Lesson 1: Beware of those who would use their words to mould us, and of the power words can have over the unwary. Resist the idea everyone deserves to be listened too, regardless of their previous actions.
On the grounds a little bit of backstory hurts no one, if you have only seen the films you may not be aware of who Gandalf is. He is a Maiar, the closest equivalent might be angel, formed, as the Valar were, by the creator before middle earth itself existed. We always need to remember that whilst the books are not allegorical, they are infused with the beliefs and values of Tolkien, a strong Christian. Just as angels existed with God before man, so the Maia and Valar existed with Eru.
OK, there is a reason for this major geek out, bear with me.
Gandalf is a spirit of healing, patience, empathy and hope.

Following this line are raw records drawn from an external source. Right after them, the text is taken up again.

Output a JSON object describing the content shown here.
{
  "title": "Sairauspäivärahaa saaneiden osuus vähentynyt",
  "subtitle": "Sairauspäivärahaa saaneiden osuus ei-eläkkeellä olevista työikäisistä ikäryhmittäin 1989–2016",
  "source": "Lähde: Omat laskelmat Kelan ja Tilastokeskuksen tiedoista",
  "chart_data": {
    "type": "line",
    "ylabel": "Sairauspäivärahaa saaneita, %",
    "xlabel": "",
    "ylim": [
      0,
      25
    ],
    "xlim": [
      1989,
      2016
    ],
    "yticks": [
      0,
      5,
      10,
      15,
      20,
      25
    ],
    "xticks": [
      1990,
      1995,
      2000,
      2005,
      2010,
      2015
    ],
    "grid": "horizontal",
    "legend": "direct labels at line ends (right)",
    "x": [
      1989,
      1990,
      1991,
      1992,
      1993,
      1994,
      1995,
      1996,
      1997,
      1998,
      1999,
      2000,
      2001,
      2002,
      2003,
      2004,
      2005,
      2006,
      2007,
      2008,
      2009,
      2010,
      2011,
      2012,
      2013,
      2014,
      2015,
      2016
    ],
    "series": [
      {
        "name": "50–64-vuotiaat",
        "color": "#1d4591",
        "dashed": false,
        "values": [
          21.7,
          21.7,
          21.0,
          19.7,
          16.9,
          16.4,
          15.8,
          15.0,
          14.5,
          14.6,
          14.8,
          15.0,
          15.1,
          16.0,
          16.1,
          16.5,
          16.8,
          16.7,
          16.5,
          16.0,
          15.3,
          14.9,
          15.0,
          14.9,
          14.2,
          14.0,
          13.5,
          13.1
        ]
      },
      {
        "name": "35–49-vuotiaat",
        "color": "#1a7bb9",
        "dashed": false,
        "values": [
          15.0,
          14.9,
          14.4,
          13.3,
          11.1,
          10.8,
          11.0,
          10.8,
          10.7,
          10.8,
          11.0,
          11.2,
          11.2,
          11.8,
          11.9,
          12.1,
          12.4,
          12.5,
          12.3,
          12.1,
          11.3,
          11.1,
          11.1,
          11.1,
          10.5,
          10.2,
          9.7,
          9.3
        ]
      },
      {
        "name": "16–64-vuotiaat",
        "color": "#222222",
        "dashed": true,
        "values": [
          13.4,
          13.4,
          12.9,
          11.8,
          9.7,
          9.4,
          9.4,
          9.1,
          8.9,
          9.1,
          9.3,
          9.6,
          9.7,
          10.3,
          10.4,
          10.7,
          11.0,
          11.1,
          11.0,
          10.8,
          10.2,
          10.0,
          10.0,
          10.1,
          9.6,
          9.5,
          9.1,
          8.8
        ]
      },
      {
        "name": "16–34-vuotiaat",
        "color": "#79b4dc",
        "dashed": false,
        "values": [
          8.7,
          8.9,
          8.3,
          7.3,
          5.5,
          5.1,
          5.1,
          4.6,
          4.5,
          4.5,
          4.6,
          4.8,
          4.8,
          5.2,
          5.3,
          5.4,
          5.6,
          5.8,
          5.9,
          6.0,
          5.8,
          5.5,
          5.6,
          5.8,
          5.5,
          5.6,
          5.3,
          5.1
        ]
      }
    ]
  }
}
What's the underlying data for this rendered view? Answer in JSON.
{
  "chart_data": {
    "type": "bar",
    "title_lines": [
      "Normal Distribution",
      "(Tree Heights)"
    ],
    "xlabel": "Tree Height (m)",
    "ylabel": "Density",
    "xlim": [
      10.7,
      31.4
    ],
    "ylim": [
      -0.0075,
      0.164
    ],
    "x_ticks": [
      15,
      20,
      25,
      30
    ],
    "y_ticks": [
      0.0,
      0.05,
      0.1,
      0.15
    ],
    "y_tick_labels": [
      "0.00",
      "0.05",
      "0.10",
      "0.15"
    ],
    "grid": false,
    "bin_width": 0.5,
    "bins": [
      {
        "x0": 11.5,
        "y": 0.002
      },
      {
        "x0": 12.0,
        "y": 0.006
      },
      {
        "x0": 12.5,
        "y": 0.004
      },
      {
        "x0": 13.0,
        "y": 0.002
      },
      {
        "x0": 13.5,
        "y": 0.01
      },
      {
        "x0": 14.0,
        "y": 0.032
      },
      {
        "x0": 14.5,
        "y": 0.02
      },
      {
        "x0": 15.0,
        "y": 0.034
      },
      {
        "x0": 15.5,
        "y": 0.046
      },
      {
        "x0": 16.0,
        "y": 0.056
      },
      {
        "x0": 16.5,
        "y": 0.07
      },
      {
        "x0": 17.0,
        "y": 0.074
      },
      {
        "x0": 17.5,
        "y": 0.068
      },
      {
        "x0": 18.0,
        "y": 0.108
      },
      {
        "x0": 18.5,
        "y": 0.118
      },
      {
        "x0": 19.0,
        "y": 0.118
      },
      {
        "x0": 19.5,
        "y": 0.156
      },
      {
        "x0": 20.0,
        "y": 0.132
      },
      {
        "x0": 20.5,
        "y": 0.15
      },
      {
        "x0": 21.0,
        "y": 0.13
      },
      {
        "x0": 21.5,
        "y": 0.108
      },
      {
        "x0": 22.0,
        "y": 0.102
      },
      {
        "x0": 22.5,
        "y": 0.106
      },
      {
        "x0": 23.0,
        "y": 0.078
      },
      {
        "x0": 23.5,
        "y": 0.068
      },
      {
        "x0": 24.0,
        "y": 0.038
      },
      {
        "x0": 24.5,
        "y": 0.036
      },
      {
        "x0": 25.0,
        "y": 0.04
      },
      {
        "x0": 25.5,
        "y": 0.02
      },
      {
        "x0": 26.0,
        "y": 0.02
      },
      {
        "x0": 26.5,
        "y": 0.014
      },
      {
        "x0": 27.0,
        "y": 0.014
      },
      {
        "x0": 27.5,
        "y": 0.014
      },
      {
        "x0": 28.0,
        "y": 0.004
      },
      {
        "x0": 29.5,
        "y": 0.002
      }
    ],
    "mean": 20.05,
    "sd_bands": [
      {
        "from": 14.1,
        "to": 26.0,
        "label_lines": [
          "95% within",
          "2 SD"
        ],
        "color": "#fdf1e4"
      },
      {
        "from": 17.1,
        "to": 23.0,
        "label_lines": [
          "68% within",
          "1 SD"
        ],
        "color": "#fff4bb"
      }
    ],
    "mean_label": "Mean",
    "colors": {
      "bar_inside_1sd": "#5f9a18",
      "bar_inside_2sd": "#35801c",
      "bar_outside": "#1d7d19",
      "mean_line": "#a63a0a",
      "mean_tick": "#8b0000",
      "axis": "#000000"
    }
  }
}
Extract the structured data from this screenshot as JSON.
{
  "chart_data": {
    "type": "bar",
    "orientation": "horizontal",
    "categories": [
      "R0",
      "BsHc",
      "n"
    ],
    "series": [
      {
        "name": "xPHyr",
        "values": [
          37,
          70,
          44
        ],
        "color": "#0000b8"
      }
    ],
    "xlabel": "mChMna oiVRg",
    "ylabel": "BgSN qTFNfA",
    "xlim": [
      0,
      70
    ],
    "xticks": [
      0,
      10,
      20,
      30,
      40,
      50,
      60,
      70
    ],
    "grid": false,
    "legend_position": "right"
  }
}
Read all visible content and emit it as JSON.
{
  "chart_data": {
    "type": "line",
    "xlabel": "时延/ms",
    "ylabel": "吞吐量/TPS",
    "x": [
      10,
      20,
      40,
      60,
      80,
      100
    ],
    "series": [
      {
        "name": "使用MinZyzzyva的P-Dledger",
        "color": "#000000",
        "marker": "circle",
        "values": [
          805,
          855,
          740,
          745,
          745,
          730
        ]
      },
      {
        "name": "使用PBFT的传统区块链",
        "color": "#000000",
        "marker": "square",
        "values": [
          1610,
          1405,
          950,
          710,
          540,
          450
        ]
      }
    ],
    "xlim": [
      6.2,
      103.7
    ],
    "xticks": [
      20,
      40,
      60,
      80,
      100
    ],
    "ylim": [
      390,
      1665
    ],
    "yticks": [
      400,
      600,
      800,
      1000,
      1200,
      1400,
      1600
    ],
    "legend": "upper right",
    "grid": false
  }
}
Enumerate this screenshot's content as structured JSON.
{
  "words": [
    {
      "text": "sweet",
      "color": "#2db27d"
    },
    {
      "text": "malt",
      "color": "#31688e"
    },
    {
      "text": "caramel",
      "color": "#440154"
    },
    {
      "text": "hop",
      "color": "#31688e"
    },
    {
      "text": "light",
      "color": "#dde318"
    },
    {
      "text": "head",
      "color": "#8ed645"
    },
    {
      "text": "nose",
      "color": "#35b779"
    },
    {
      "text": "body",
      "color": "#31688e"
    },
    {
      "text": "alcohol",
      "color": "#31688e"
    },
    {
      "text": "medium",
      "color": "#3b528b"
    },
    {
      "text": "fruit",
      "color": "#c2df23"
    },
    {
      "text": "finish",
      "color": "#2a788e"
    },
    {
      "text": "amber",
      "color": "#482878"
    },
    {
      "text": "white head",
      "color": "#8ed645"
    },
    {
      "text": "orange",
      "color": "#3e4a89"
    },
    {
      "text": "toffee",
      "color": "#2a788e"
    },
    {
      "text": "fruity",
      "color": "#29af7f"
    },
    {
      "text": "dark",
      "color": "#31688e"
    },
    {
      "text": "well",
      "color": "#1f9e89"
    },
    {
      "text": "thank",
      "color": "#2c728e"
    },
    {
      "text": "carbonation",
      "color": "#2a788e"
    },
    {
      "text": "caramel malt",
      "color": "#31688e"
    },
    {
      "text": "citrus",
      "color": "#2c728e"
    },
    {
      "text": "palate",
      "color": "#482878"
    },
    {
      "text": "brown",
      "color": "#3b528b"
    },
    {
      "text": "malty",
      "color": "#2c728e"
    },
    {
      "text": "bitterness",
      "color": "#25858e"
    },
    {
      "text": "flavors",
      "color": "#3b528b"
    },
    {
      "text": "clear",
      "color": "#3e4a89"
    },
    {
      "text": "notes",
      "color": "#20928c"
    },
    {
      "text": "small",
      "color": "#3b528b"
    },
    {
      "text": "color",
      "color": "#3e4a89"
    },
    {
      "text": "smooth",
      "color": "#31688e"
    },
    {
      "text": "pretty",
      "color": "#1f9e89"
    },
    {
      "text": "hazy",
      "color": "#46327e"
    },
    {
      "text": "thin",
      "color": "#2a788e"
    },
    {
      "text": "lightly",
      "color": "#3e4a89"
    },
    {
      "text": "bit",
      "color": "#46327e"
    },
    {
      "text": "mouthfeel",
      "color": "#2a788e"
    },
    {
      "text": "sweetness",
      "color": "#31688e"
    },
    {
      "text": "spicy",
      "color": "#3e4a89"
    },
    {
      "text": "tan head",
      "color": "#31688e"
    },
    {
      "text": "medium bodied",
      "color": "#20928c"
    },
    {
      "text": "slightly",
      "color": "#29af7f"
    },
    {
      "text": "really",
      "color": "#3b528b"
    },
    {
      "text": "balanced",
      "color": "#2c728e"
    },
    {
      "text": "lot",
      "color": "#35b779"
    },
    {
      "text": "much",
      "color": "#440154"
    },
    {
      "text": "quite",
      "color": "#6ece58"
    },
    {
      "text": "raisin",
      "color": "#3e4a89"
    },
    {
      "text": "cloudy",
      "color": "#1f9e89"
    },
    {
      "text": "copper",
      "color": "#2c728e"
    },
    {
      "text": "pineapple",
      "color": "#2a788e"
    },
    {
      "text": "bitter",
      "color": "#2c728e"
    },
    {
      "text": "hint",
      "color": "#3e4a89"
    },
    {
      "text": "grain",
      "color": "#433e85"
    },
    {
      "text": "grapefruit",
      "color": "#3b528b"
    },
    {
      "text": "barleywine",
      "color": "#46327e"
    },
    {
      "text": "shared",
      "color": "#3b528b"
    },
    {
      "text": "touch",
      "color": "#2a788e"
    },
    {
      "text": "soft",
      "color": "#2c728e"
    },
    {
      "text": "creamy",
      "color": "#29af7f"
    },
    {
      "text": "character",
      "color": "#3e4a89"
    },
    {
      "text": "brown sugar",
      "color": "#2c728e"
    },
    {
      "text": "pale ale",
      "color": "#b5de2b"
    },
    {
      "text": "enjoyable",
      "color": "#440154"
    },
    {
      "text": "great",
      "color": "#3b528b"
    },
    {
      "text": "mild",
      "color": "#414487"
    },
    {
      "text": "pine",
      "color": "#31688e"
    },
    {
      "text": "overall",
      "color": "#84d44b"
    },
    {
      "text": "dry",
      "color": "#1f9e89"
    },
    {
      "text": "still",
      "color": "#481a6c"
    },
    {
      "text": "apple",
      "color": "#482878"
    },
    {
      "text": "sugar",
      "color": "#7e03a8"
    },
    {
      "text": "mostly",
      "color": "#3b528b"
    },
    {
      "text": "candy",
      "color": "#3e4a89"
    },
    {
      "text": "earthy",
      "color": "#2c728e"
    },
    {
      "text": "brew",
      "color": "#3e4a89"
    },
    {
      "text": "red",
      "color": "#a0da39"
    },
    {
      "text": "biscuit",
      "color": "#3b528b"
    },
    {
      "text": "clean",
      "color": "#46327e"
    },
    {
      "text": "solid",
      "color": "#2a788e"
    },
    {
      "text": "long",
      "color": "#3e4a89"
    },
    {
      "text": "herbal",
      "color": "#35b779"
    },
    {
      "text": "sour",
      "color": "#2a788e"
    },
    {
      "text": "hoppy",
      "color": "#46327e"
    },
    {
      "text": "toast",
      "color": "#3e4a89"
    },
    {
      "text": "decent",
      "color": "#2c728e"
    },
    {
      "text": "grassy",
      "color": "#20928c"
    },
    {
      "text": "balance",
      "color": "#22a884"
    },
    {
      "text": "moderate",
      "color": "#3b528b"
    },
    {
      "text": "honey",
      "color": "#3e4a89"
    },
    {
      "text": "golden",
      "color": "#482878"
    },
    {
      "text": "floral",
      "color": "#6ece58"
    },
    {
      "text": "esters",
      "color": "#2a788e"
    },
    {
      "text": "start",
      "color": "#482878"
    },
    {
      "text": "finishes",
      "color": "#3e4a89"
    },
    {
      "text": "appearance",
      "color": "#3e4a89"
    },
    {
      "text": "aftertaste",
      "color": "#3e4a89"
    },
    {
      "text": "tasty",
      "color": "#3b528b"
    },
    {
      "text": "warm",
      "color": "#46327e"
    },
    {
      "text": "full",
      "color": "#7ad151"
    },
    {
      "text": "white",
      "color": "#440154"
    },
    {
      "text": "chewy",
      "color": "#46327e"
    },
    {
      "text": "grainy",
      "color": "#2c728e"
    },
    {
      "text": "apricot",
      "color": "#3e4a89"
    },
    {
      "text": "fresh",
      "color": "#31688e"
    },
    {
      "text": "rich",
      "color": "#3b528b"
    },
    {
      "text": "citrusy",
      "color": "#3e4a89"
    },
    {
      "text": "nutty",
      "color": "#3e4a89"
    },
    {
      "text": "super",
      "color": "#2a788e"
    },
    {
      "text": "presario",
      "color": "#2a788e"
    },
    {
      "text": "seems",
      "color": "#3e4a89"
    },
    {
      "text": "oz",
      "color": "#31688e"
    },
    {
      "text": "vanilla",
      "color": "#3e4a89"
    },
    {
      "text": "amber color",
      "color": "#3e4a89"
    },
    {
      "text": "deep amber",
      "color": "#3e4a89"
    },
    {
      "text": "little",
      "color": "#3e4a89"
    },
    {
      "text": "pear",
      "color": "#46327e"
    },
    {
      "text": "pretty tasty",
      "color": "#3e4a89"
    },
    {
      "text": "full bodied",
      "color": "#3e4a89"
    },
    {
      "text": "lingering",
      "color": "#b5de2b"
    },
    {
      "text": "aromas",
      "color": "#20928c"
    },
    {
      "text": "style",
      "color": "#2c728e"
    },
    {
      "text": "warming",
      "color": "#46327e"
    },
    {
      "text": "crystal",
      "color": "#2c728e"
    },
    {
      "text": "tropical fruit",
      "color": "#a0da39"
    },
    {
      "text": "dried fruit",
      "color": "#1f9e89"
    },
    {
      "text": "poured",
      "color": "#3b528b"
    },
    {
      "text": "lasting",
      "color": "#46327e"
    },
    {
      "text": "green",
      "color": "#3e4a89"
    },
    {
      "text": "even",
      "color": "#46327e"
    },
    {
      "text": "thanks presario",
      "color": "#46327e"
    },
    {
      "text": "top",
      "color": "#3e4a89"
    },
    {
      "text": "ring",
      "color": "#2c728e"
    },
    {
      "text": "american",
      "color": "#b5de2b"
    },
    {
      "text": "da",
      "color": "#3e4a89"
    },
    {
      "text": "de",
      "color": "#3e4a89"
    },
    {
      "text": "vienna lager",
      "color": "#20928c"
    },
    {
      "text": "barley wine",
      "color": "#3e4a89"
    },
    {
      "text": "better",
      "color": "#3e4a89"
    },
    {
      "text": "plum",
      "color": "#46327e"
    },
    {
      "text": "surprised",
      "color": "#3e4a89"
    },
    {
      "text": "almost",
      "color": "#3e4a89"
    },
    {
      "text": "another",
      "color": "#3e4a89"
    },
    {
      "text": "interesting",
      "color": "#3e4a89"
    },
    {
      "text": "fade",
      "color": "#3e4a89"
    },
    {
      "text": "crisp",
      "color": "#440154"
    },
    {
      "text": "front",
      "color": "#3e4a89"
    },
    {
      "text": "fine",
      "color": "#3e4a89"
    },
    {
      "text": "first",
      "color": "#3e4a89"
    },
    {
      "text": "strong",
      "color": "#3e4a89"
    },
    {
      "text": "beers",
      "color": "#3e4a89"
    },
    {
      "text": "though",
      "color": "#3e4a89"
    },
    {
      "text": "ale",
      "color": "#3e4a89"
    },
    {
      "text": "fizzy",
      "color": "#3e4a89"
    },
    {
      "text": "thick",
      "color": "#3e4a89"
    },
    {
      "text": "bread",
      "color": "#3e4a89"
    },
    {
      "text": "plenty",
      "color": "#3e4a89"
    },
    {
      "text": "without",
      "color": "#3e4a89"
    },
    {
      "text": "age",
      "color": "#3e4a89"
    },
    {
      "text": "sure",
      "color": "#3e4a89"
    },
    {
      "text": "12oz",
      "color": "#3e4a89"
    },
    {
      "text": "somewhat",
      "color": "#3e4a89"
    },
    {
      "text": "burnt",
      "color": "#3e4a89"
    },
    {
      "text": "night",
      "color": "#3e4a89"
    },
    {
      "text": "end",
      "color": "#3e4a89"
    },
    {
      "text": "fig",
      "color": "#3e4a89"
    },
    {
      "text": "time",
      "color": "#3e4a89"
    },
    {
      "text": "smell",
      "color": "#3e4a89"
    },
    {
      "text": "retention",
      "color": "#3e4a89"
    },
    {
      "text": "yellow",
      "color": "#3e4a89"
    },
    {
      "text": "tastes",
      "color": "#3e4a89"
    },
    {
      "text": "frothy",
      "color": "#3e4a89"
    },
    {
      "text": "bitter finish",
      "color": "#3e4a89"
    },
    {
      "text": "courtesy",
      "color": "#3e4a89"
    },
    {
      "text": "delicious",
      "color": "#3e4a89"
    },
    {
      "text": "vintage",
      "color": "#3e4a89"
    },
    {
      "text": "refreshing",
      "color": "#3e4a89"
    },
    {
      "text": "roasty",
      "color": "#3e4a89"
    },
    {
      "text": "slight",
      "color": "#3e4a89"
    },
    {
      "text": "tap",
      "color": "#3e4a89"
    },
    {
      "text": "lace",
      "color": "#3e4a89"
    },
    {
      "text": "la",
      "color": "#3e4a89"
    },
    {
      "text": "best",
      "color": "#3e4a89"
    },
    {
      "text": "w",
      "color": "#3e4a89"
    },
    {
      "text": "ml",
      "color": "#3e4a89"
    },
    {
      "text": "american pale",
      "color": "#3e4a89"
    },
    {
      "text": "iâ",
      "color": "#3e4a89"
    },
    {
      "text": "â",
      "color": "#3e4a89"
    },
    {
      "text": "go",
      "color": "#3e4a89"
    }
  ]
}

Who happens to wield a big ass sword when needed.
We have a false split between passive and active, that a person can only be one or another. Depending on your personal opinion people decide on anothers suitability, as that strange entity we call activist. Instead of attacking people for being who they are, and using the skills they have, we need to recognise different responses are needed at different times, and individuals are capable of being more than one thing. Sometimes healing is needed, at other times the defiance of “you shall not pass”. The same person can do both.
This might sound obvious, but pretty much the TLDR plot summary of Lord of the Rings is that little people matter. Amid the wizards, heroes, knights and assorted other, powerful people, it is Frodo, Sam and Gollum who make victory possible. It can be easy to feel that our individual actions are too small to matter, however as a number of people have pointed out recently, when snowflakes come together, it creates an avalanche.
Abusers, of all sizes (and fascists use classic abuser tactics) dis-empower their victims. They tell them we are too small, too weak, too insignificant to matter. They have to because there are always more of us than there are of them. The only reason to say someone is too small to matter is to make them believe it. We might need to band together, we might need at times to be carried across the burning plain, but, we matter, and if we believe, we can achieve greatness.
I know, its the ending no one wished for, the chapter we could have done without, the difficult second album. Tolkien himself said it was an integral part of the book, planned from the beginning, and so despite the desire for neatness we have to accept its existence. Perhaps that is one of the most important lessons of all, that the fight never ends, that we may rest, but not retire. We have, by which I mean that amorphous, unnamed, unknowable we of those I think think like me, been lulled into a false sense of security. Yes, many of us said love did not win, equal marriage was not an end point, white supremacy and privilege needed to be challenged. However, a lot of us believed certain things were accepted, and others permanently unacceptable. The scouring of the shire reminds us the fight is never over, and that it is the moment when we climb the last hill, heading to the green dragon that we need to be most cautious. There is little to celebrate politically, but at least we can take away the knowledge that all our rights have to be constantly fought for, and that attack can happen even in the midst of seeming safety.
There is so much more I could write, of the power of queer love shown by Frodo and Sam, the understanding that nothing is created evil, the importance of resisting the temptation of power. However perhaps the most important thing we can learn from Lord of the Rings is that we take our lessons from where we can, and should never be ashamed of what we find.